Evaluating compliance tools: the access model question
When evaluating compliance monitoring tools, there are specific questions worth asking explicitly rather than inferring from marketing copy.
For each integration the tool supports: what specific OAuth scopes or IAM permissions are required? Does the tool request any write, create, update, or delete scopes? Are there any integration modes that require admin-level access? Can the integration function fully with the minimal read scopes, or are some features only available with elevated permissions?
We're not suggesting that a tool requesting write access is necessarily a bad tool — some compliance automation products have legitimate remediation features that require write access and implement them with appropriate safeguards. But the access model should be an explicit, documented part of the vendor evaluation, not an implicit assumption. If a vendor can't tell you exactly which scopes their integration requests and why each one is necessary, that's a gap in their own security posture documentation.
Read-only as a design philosophy, not just a feature
The argument for read-only access isn't purely defensive. There's an architectural reason why a compliance monitoring tool built from the start on read-only API access is more reliable than one that started with write access and later constrained it.
A read-only architecture forces the tool to observe and report rather than to act. That constraint shapes product design in ways that improve reliability: the tool can't accidentally modify the system state it's trying to observe, so its observations are pure. The evidence it collects is unambiguous — it's a reading of the system's state, not a state the tool itself influenced. This matters particularly for audit evidence: an auditor evaluating control state needs confidence that the evidence reflects actual system behavior, not behavior that was partially produced by the monitoring tool.

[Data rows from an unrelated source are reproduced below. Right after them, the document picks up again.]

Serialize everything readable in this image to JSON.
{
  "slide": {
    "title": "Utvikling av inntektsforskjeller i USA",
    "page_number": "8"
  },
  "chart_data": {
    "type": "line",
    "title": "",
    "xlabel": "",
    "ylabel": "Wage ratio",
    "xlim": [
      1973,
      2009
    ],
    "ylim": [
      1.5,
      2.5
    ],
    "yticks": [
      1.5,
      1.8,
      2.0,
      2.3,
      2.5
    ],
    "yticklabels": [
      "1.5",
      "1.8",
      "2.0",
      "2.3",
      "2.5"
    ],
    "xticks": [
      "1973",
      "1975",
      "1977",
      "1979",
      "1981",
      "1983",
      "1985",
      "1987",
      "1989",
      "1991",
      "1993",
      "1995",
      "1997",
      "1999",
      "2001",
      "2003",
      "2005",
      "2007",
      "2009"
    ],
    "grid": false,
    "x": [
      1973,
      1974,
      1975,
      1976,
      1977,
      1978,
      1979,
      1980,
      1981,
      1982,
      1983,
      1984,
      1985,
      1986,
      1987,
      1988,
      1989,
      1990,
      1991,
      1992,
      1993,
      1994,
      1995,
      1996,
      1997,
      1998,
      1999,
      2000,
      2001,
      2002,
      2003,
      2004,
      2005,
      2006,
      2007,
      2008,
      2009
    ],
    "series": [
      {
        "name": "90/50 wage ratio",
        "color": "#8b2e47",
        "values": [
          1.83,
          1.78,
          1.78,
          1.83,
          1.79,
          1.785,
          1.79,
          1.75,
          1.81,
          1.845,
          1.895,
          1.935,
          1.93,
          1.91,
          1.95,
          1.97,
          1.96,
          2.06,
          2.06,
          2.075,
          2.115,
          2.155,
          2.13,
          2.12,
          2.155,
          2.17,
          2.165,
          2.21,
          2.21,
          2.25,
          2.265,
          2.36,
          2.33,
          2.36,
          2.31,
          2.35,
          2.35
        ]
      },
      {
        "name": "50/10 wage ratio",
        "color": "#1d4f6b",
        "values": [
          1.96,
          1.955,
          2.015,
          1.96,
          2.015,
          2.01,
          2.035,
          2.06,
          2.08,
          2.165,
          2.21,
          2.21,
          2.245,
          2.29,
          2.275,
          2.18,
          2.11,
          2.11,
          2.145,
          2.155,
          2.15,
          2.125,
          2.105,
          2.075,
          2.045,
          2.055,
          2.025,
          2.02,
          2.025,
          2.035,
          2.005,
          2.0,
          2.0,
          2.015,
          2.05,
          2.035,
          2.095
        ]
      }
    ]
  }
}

Read-only access also simplifies the trust relationship with your team. Security and platform engineers who need to approve integration access grant requests are significantly more comfortable approving read-only scopes than write scopes. Approval cycles are shorter, scope creep reviews are simpler, and the ongoing governance burden is lower. Over a multi-year compliance program, that difference in friction accumulates.
The compliance monitoring market will continue to evolve, and features will become more sophisticated. But the read-only principle is architectural, not a feature — it should be a baseline expectation for any tool you connect to your production systems, not a differentiator you have to search for.